SO this is the future? Really? Contrary to Gerry Anderson the moon hasn’t escaped orbit. We don’t get all of our nutrients from ‘pills’. We don’t have flying cars. It’s not even orange.
I have a prediction for the coming decade – it’s the era of the small car. Think of how many cars Hyundai, Kia and the like have sold because of the now defunct Scrappage Scheme. I’ve been lucky enough to drive most of their ‘scrappage stars’.
All of them have tiny, polar bear friendly engines and if you hit a pedestrian you’d not hurt them – you’d be giving them a cool metallic pillow to snooze on. Even at 35mph, when creepy little girls previously had a 15% chance of living. Now their parents can let them play in the road as much as they like.

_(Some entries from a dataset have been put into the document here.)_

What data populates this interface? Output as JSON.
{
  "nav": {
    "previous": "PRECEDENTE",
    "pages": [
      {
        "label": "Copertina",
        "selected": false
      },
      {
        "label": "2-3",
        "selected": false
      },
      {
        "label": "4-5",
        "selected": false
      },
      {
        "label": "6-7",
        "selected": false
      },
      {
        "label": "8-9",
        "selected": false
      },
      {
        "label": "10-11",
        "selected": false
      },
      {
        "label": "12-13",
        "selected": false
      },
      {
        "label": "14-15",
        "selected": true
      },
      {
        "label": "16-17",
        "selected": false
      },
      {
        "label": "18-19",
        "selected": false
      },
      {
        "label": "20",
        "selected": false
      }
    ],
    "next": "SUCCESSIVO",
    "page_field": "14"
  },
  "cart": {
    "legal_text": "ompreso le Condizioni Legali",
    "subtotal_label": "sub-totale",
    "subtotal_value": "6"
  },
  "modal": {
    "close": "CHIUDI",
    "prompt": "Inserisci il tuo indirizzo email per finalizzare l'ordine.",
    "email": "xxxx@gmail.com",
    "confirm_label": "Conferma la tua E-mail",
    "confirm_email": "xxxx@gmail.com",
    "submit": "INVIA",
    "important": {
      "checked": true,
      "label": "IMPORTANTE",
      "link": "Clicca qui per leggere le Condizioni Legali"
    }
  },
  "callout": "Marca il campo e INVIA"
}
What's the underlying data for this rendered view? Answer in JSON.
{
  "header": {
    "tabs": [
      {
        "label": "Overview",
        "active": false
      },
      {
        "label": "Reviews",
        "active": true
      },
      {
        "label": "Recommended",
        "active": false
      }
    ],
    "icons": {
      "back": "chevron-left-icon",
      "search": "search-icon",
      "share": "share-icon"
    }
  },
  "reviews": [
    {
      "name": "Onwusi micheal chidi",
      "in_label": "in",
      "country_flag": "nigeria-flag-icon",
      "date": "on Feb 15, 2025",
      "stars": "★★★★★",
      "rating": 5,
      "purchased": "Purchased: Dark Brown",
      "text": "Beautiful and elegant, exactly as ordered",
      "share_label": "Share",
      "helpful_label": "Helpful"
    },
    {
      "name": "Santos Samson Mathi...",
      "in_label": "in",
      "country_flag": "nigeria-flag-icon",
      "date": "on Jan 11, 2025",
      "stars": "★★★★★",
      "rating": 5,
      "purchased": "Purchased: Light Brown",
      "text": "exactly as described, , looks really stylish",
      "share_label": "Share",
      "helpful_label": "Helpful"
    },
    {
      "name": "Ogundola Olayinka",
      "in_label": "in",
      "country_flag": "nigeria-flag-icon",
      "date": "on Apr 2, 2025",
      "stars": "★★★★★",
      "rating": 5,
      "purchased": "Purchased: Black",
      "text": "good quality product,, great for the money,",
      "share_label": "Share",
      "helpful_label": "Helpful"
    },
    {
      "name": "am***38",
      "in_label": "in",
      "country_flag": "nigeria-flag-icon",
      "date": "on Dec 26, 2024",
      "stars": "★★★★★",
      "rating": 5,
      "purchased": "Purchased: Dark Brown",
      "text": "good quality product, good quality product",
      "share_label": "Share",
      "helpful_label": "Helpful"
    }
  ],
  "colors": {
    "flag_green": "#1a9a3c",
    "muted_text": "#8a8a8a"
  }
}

Now, think how many of those scrappage cars are going to be fed back into the system by people who bought their chunk of ‘cheap car’ while they could and gradually got bored with them.
It won’t be immediate, it’ll take time. But soon, perhaps 2012, we’ll begin seeing legions of ‘L’ and ‘P’ plated i10s and Picantos outside Sixth Form collages all over the UK. Then they’ll migrate to universities. Like a small, easily repairable flock of metal seagulls.
It’s inevitable that ‘poachers’ will take a few out over time. The elderly will keep theirs until the day they die. A few of the ‘P’ plated examples will park themselves in the bumpers and doors of other cars, or find themselves upside down in a hedge.
SOLIDER ON
These are necessary casualties though – the strongest of the flock will continue to soldier on until they’re either handed over to other, younger family members or sold to someone looking for a small runabout ‘For the station and such like’.
The ones that aren’t lost will end up probably (knowing the average person) in a mild state of disrepair, squeaking their way around an estate. Or as banger racers. This will, however, necessitate another scrappage scheme.
In 10, perhaps 15 years, time the government (possibly Chinese) will encourage us (maybe through taxation) to get rid of our old, polluting, knackered cars and buy a new ‘Splendid Pici10’ with up to $30,000 discounts using government subsidies. And then this whole sorry affair will start again.
Seeing as we’re currently in the ‘future’, what does the next lot of ‘future’ hold for us? I’d like to see the combustion engine still in full swing, albeit with some sort of eco-mod on it that allows it to spew out V8 noises, yet only emit a cool breeze which smells of fabric softener and freshly baked bread.
I imagine we’re going to be taxed through nose if we choose to stick with a good ol’ fashioned petrol engine. Even a 1.1-litre hatch. We’ll have to accept a tiny ‘golden handshake’ to drive an electric car that will, hopefully, be vastly different to the i-MiEVs and Leafs we have today.
For the meanwhile I’ll take a Tesla Roadster. In red.